The H-1B category is used by employers who wish to hire foreign workers in specialty occupations who hold at least a Bachelor’s degree or equivalent, and who will be working in a position which typically requires at least a Bachelor’s degree. Under normal processing times, H-1B petitions typically take between two and six months to adjudicate. Currently, an employer can request premium processing of any H-1B petition, which requests that USCIS render a decision, or a Request for Evidence, within 15 calendar days. H-1B employers use premium processing for several different reasons. For H-1B cap cases that are filed no sooner than April 1 for an October 1 start date, premium processing typically allows for an employer to know whether the H-1B petition has been approved by May or June – rather than waiting until August, September, October, or even later, for a decision to be rendered. Employers opt for premium processing in order to have better visibility as to which of their H-1B cap cases have been approved, for workforce planning purposes.
This year, the first day that employers can file H-1B cap cases is April 3, 2017. By choosing April 3, 2017 as the start date for the suspension of H-1B premium processing, USCIS has indicated that H-1B cap cases are not eligible for premium processing this year. Please note that premium processing does not affect selection in the H-1B lottery. For employees who are currently working for a US employer in H-1B status, premium processing allows for them to quickly know whether their extension petitions have been approved, often prior to their current H-1B expiration date. For H-1B workers who are looking to change employers, premium processing of H-1B change of employer petitions allows for employees to have certainty whether their cases have been approved before starting work with the new employer. All in all, premium processing of the H-1B category has been extremely useful to employers and employees alike, both from a workforce planning perspective, as well as for rapidly providing employees with certainty as to their immigration status.

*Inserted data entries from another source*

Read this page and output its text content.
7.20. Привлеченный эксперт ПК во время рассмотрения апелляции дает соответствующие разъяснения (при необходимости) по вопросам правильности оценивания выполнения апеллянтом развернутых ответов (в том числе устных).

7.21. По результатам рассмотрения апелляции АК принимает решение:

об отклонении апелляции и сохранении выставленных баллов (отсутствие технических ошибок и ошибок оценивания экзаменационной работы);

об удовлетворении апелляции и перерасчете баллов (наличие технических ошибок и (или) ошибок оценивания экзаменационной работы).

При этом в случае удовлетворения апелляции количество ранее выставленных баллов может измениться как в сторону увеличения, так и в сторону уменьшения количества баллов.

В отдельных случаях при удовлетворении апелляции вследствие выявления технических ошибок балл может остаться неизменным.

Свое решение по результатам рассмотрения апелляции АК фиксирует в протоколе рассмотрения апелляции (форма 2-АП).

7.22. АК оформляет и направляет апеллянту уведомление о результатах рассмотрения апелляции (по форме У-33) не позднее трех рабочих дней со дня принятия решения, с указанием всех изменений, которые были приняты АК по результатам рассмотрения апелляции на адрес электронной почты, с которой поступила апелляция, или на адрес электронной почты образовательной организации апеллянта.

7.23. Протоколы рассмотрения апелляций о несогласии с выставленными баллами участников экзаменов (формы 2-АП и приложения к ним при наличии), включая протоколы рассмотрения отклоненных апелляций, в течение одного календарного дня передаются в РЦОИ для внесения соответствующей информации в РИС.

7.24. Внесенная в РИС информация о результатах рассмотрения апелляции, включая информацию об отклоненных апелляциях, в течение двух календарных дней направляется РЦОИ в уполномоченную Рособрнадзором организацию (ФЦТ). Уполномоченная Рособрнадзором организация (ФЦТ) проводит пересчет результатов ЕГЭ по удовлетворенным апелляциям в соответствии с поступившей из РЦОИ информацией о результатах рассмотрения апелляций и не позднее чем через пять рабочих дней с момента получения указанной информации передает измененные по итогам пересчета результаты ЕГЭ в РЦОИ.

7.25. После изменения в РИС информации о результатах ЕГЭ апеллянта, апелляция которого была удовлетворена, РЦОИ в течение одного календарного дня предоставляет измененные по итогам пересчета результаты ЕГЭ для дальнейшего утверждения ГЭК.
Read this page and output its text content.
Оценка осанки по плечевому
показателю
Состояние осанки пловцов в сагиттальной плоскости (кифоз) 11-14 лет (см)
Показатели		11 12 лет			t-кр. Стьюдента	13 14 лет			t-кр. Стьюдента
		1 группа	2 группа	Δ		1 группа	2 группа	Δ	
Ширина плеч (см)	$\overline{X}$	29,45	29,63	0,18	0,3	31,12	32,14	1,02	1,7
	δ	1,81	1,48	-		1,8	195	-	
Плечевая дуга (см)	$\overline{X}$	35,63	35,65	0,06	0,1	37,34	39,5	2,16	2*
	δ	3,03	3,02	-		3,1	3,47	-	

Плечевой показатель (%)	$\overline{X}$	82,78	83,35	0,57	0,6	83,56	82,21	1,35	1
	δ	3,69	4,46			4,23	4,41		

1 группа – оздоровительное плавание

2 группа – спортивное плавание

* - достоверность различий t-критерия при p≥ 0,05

In light of the above, the suspension of H-1B premium processing will have a negative impact on both employers and employees. Employers will be delayed in knowing whether or not their H-1B cap and extension cases have been approved, which can cause challenges in workforce planning. From the employee perspective, employees often need an approved H-1B petition in order to obtain driver’s license renewals, and to obtain new H-1B visas at Consular Posts abroad. Without the ability to premium process cases, employees could be left without the ability to drive to work and may have to postpone international travel plans until a later date, if they were relying on premium processing for speedy adjudications. Finally, those with otherwise approvable pending H-1B extension petitions are only authorized to work for 240 days beyond their H-1B status expiration date.
Although USCIS has indicated the temporary suspension is to assist with the adjudication of cases nearing the 240 day mark, by removing the ability of employers to upgrade cases nearing the 240 day mark to premium processing, some employees may have to cease employment until their H-1B cases are approved, which will cause disruption to both employers and employees.